In March 2021, a group of researchers and scholars got together to think about the need to engage with the idea of the Deccan as a region, given its importance for contemporary politics. To begin a conversation around the Deccan, we started a series of three round table discussions. Titled the Hyderabad Deccan Gol Mez, the round tables were started with the idea of building a community of shared intellectual interests in and around the region.

The presentations brought forth a range of ideas and themes that in turn pointed towards the possibility of wider public engagement and collaborative work on the Hyderabad-Deccan.

Central to these were the themes of nostalgia, time and space, networks and flows (institutions, cultures, migration that have various points of time shaped the Hyderabad Deccan) and the feeling of belonging to the Deccan region (through linguistic, administrative and cultural histories).

Several conversations and brainstorming sessions led to the formation of the Khidki Collective. The Khidki Collective is a group of scholars committing to reimagining and building perspectives on regional identities and to challenging established narratives around history, nationhood and belonging. The collective took its name from Khidki – window, the early medieval name of Aurangabad city, as well as the name of a famous late medieval octagonal mosque in Delhi built by an administrator who identified himself as a Telangani.  

The Khidki Collective focuses on the region as an idea and entity. Regions have existed even before the Indian nation-state came into being. They continue to exist as cultural, developmental, social entities.
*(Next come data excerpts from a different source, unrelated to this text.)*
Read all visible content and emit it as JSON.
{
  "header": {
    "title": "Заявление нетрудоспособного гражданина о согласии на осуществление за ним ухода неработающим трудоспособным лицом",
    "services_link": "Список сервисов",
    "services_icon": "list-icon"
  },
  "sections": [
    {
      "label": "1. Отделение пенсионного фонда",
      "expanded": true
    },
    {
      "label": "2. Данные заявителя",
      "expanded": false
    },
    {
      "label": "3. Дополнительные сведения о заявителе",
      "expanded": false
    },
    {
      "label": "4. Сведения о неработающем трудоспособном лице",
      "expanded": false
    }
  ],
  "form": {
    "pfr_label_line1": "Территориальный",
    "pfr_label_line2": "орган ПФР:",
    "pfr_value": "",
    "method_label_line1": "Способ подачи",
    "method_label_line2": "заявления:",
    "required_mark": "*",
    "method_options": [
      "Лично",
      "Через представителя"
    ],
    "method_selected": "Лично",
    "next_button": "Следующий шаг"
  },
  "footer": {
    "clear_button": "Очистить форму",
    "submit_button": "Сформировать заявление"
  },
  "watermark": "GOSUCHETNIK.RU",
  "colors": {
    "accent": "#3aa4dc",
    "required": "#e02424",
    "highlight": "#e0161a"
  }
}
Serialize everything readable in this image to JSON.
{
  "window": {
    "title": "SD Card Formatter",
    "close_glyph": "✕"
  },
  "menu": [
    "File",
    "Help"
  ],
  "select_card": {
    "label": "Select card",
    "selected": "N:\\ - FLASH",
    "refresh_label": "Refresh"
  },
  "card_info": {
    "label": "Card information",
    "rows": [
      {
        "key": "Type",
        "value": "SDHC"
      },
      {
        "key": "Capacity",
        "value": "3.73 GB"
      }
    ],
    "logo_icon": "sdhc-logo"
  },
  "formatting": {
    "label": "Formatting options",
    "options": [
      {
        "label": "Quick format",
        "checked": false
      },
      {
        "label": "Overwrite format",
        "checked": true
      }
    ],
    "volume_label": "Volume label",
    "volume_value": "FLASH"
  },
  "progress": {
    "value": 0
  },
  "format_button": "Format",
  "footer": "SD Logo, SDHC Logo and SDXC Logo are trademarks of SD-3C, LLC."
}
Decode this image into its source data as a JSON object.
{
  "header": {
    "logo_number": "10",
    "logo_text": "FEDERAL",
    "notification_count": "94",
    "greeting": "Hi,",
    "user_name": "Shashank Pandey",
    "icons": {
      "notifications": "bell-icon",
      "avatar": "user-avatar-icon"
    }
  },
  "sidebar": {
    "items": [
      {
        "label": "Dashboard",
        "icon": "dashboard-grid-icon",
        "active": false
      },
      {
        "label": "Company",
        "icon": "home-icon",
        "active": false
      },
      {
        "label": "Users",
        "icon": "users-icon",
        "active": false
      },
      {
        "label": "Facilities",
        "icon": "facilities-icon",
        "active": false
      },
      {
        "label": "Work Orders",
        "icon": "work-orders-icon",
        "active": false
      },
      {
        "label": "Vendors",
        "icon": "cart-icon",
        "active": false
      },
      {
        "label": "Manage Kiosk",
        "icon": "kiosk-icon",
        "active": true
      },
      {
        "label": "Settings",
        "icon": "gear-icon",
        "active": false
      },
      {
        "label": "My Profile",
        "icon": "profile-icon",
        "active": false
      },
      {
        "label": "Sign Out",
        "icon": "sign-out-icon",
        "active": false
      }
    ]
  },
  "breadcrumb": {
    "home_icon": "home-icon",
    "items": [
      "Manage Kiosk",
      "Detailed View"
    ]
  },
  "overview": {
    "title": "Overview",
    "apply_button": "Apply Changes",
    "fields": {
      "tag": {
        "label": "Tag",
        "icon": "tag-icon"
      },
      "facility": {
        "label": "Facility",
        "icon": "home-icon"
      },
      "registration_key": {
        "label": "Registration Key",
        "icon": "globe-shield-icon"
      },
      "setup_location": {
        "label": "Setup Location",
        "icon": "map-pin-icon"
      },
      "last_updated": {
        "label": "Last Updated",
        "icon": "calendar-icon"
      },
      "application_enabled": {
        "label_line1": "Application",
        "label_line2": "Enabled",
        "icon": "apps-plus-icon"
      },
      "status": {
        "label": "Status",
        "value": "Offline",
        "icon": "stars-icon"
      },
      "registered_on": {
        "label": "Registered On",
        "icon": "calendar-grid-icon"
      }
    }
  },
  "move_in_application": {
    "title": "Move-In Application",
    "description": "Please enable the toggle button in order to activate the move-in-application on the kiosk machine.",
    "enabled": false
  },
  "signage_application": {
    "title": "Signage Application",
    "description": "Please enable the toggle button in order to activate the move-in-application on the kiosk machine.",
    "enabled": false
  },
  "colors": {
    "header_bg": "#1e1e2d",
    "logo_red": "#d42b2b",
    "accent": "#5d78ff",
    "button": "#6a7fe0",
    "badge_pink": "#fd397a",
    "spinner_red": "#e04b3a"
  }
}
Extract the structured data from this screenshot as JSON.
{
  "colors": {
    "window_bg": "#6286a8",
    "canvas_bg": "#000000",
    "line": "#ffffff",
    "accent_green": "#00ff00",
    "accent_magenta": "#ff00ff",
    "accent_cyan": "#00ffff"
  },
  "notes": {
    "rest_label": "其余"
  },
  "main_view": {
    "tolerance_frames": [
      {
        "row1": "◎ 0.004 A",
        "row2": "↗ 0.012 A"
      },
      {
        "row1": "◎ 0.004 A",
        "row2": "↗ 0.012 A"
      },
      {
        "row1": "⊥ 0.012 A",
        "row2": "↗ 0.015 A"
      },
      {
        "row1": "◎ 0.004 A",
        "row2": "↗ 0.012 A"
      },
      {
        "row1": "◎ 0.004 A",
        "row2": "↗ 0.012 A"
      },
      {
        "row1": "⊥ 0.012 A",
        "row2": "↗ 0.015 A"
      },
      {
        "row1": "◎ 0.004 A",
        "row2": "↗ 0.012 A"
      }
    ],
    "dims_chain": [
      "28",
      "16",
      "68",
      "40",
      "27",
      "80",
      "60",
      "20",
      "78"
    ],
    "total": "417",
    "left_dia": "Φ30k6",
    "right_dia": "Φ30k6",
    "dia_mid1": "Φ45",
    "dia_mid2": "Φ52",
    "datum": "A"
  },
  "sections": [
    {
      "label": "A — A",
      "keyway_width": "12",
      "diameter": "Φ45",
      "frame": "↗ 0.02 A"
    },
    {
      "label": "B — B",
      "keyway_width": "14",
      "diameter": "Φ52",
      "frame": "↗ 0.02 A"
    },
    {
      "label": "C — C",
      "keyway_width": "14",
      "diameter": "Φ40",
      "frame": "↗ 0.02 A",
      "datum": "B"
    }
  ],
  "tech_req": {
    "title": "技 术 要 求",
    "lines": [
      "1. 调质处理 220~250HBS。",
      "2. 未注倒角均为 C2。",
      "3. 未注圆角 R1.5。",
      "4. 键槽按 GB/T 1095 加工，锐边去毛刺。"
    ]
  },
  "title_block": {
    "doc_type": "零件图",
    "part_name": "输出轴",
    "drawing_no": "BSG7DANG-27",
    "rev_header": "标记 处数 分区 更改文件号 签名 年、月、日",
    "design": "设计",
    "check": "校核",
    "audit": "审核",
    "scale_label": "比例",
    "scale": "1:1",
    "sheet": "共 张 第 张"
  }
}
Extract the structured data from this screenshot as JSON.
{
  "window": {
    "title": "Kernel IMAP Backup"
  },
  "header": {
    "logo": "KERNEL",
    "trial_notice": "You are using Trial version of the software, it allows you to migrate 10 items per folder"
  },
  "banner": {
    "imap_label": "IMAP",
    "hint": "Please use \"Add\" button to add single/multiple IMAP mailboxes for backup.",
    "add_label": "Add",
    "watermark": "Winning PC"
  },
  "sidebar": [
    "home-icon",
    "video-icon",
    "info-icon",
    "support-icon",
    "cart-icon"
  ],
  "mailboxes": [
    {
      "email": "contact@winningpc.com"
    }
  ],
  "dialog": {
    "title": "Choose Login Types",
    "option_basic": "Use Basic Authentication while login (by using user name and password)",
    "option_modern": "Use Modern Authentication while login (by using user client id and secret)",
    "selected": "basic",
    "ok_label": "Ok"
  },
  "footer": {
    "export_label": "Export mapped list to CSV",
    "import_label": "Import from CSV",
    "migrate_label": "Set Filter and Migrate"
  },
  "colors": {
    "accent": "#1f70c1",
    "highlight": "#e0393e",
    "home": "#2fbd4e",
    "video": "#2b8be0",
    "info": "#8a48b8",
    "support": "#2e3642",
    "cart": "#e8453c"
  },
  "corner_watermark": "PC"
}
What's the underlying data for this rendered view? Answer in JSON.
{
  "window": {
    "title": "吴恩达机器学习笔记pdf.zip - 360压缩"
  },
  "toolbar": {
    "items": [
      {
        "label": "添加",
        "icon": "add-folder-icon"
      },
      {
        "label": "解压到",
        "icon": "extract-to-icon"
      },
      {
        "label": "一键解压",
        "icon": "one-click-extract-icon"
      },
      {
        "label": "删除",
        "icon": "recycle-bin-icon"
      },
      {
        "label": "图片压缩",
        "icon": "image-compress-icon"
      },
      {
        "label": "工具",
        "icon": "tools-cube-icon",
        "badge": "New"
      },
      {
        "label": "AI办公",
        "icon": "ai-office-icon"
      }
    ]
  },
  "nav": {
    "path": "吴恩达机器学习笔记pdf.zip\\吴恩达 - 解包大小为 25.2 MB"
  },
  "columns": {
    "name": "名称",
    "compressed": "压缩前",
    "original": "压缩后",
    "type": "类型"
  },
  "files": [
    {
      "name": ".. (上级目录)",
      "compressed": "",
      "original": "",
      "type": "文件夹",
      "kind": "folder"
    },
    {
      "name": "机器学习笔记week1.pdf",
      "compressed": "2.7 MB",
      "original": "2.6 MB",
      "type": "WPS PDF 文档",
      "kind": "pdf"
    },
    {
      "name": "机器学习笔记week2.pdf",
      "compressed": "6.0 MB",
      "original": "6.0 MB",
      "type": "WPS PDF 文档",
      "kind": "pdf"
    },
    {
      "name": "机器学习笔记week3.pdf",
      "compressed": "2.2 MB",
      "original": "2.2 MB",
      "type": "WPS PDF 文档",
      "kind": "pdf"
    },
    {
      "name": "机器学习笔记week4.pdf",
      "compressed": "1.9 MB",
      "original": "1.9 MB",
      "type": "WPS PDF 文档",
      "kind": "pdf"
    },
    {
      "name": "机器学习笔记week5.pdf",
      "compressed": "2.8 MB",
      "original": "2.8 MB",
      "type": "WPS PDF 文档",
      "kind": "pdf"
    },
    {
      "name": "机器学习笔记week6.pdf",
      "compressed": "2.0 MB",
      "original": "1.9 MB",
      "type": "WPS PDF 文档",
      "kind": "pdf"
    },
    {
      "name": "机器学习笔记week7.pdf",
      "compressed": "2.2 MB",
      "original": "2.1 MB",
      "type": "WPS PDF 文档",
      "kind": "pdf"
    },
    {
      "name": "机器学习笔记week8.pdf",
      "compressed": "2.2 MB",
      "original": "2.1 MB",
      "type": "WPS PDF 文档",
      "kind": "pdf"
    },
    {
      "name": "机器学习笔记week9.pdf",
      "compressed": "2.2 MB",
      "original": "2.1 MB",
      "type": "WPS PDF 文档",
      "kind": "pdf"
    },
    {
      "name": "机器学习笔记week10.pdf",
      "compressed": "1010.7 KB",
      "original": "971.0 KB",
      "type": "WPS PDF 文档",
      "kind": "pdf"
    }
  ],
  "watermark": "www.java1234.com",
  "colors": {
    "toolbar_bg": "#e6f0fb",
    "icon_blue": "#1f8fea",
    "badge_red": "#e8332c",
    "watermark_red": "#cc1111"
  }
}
By not neatly fitting into dominant notions such as Hindi-Hindu-Hindustan, regions expand our imaginations.

At the core of Khidki Collective is a small group of young and engaged scholars: Swathi Shivanand, Indivar Jonnalagadda, Yamini Krishna, Santhosh Sakhinala, Khatija Khader, Mohd. Ayub Ali Khan and Nikhilesh Sinha. This core group takes all operational decisions. Around this group are Anant Maringanti, Sarah Waheed and Eric Beverley in the capacity of advisors and friends. Aditya Singh and Phanisri Chavali provide vital logistical support for the enterprise. The collective is anchored at HUL.

Khidki Collective started its first public engagement initiative by curating a series of eight essays—on the idea of belonging to the Hyderabad Deccan—published over the course of four weeks, in The NewsMinute. Two essays appeared every week one each on Friday and Saturday, beginning from September 17.

The authors of these essays raise questions around territory, land, archives, language, migration, but in the end, they all reflect on what it means to belong to the Hyderabad Deccan.